Поблагодарив бывшего футболиста, я вышла в коридор вместе со звонком на перемену. Широкий школьный коридор взорвался звуком и движением. Никогда в жизни не согласилась бы я работать в школе. Этот хаос передвижений, криков, желаний, симпатий и антипатий, не поддающийся никакому логическому упорядочению, — абсолютно чуждая для меня среда. Слава Богу, мой одиннадцатый класс давным-давно отшумел своими любовными страстями, и с тех пор школа меня оставила в покое и не входила в мое жизненное пространство. Я сегодня, наверное, впервые после выпускного вечера оказалась в среднем учебном заведении.
Оглушенная шумом и мельтешением перед глазами разнокалиберных ученических тел обоего пола, я едва не упустила вышедшую из кабинета Ольгу Николаевну. Я была уверена, что никогда эту женщину не видела, но ее лицо мне кого-то смутно напоминало. Кого, я так и не сообразила и решила не мучить свою память.
— Вы ко мне? — безразлично-приветливым тоном спросила она меня. — Пройдемте ко мне в кабинет.
Худенькая и невысокая, Ольга Николаевна уверенно рассекала штормящее море школьной перемены, оставляя за собой кильватерный след свободного пространства. Я пристроилась у нее за спиной и с удивлением наблюдала, как изменяется траектория мчащихся прямо на нее учеников, ни один из которых в нее не врезался и даже не задел.
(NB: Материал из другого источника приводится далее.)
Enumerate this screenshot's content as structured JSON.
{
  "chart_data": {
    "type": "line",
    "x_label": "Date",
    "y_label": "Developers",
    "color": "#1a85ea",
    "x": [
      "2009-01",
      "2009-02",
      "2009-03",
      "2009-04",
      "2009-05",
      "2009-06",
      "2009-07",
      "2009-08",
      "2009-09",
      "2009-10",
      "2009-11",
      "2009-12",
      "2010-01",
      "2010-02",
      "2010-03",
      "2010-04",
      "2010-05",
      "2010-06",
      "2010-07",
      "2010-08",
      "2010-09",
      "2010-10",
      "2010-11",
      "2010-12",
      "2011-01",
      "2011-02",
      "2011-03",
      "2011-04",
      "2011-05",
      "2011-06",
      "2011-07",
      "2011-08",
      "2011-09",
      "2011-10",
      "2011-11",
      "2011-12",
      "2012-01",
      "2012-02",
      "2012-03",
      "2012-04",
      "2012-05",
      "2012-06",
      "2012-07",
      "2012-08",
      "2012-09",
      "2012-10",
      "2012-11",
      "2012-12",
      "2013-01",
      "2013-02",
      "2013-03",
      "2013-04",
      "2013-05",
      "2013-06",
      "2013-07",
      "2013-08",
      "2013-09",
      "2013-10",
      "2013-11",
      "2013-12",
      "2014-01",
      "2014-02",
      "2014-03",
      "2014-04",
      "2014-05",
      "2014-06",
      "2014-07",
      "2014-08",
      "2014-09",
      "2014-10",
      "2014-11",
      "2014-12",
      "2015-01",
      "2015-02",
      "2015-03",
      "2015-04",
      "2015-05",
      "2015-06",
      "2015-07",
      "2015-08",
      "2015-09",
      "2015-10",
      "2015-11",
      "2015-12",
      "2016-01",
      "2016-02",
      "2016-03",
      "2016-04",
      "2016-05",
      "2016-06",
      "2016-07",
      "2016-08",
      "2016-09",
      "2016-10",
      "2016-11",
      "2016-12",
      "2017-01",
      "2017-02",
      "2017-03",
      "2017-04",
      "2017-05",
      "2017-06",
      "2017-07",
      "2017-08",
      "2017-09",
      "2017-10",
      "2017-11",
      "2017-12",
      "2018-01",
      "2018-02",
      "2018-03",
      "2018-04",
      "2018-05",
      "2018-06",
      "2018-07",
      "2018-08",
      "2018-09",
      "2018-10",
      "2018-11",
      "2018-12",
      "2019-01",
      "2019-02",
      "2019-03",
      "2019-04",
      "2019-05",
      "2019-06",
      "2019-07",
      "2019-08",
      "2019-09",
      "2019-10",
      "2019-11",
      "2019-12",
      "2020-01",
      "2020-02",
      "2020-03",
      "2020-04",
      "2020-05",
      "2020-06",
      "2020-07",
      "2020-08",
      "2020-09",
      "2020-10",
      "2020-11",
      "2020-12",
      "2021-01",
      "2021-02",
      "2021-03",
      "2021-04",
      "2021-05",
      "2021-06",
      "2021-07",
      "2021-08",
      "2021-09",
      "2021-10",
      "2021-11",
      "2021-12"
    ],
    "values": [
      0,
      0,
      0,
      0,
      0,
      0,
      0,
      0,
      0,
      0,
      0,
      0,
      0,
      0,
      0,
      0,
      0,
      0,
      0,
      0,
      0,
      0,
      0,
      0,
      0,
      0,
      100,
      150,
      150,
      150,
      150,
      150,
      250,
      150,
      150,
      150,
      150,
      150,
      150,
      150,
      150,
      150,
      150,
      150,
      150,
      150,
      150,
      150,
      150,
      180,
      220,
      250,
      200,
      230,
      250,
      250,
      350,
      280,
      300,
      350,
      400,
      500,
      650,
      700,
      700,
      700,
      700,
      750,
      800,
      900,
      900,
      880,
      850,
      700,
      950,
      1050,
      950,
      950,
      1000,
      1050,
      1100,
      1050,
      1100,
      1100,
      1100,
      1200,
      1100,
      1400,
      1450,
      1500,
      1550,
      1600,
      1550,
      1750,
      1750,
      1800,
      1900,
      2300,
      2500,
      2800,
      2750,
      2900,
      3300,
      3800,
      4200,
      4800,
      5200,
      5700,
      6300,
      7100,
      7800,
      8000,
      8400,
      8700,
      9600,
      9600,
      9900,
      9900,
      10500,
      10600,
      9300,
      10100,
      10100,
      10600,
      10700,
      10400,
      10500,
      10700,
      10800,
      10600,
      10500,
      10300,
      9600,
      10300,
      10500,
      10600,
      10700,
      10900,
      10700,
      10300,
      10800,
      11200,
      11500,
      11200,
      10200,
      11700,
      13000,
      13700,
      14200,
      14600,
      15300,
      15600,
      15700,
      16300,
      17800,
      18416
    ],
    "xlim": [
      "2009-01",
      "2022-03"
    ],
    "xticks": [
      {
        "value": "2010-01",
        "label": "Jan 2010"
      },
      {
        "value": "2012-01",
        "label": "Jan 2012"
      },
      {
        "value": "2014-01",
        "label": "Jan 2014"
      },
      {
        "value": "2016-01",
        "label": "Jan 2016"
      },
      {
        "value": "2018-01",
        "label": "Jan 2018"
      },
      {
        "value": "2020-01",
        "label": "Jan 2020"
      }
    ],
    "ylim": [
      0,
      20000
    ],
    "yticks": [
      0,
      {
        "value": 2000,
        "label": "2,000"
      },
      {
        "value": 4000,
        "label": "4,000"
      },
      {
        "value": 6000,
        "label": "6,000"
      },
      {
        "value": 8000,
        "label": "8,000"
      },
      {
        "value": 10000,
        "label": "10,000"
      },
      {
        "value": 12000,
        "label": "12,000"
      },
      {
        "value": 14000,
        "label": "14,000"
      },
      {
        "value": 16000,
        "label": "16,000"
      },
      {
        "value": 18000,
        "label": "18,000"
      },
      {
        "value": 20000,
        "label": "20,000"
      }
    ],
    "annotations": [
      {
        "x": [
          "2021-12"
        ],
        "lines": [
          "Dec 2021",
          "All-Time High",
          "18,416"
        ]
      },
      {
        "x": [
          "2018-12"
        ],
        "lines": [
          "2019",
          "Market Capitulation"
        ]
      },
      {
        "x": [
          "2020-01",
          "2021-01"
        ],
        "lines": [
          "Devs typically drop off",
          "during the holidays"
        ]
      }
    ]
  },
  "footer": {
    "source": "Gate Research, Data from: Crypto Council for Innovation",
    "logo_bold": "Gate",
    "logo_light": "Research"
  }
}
Меня же за одну минуту, которую я простояла в школьном коридоре, ожидая Ольгу Николаевну, дважды чуть не сбили с ног.
Наконец мы добрались до другого конца коридора, и Ольга Николаевна впустила меня в свой оазис тишины и спокойствия. Я перевела дух и защебетала свою легенду о журналистке, книжке и т. д.
— Когда это было, восемнадцать лет назад? — переспросила она. — Я тоже окончила эту школу восемнадцать лет назад. Как фамилия вашего героя, может быть, я его знаю?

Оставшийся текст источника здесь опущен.